If you define a universe as a given set of particular traits and forces, then it is self-contained, regardless of whether it is truly closed, or not, and can be differentiated between other universes, regardless of whether those universes can effectively interact.

If you define a universe as the summa esse (omnia), or suma in toto of all that can exist, does exist, or may exist, then there is in effect only one universe. (Though it still doesn't say it is necessarily closed as it may be infinite.)

But if universes are separate things, and can interact, then it is possible to "lose" things between them (matter, forces, energy, mass, etc). Though loses may equate through such interactions.

Of course that still remains both a theoretical and a definitional consideration.
 

Umbran

Mod Squad
Staff member
Supporter
If you define a universe as the summa esse (omnia), or suma in toto of all that can exist, does exist, or may exist, then there is in effect only one universe. (Though it still doesn't say it is necessarily closed as it may be infinite.)

In cosmology - the branch of physics that deals with such things - whether a universe is open or closed, and whether it is finite or infinite, are separate questions. If I recall correctly, there are ways a universe can, in theory, be infinite and closed.


But if universes are separate things, and can interact, then it is possible to "lose" things between them

Yes. Just to avoid confusion - There's no evidence of which I'm aware that chemical reactions (like in the OP) are one of those ways to lose tings form one universe into another.
 

Stepping back from physics to biology for a moment...

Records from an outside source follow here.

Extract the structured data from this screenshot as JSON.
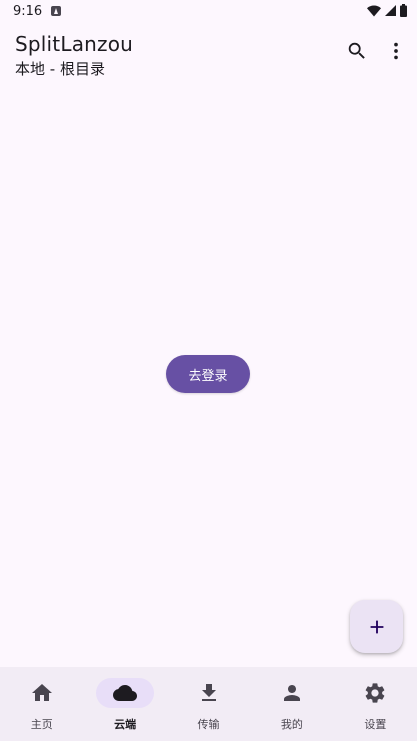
{
  "status_bar": {
    "time": "9:16"
  },
  "app_bar": {
    "title": "SplitLanzou",
    "subtitle": "本地 - 根目录",
    "actions": [
      "search-icon",
      "more-vert-icon"
    ]
  },
  "main": {
    "login_button_label": "去登录"
  },
  "fab": {
    "icon": "add-icon"
  },
  "bottom_nav": {
    "active_index": 1,
    "items": [
      {
        "label": "主页",
        "icon": "home-icon"
      },
      {
        "label": "云端",
        "icon": "cloud-icon"
      },
      {
        "label": "传输",
        "icon": "download-icon"
      },
      {
        "label": "我的",
        "icon": "person-icon"
      },
      {
        "label": "设置",
        "icon": "settings-icon"
      }
    ]
  },
  "colors": {
    "background": "#fdf7fe",
    "primary": "#6750a4",
    "nav_background": "#f2ecf5",
    "nav_indicator": "#e8def8",
    "fab_background": "#ebe3f4",
    "on_surface": "#1d1b20"
  }
}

A large percentage of the food you take in exits the body as water, as someone alluded to earlier. Consider the mass of all the liquids you excrete, including sweat and water vapor in your exhalations. Someone above suggested that was a trivial amount. It's not. The average adult American loses about 3 lbs worth of water weight during 8 hours of sleep.

The vast majority of the energy you use is required just to maintain body temperature. Warm-blooded critters require 5-10 times as much food as comparably sized cold-blooded critters. This is a negligible loss of mass, but it does increase our intake enormously.
 

Bullgrit

Adventurer
Canis said:
The average adult American loses about 3 lbs worth of water weight during 8 hours of sleep.
You're saying that if I weigh myself before going to bed at night, and then again when I wake up in the morning, I'll weigh 3# lighter in the morning?

Bullgrit
 



Bullgrit

Adventurer
Canis said:
Yes. Usually 2-3 lbs of water. There's something of a fudge factor because urination wasn't controlled for in the data I saw.
OK, I skeptical of this. But I tested it, (once). I weighed myself before going to bed, and then weighed myself after getting out of bed, (after urination) -- 2 pounds difference. (My scale only measures down to the half pound.)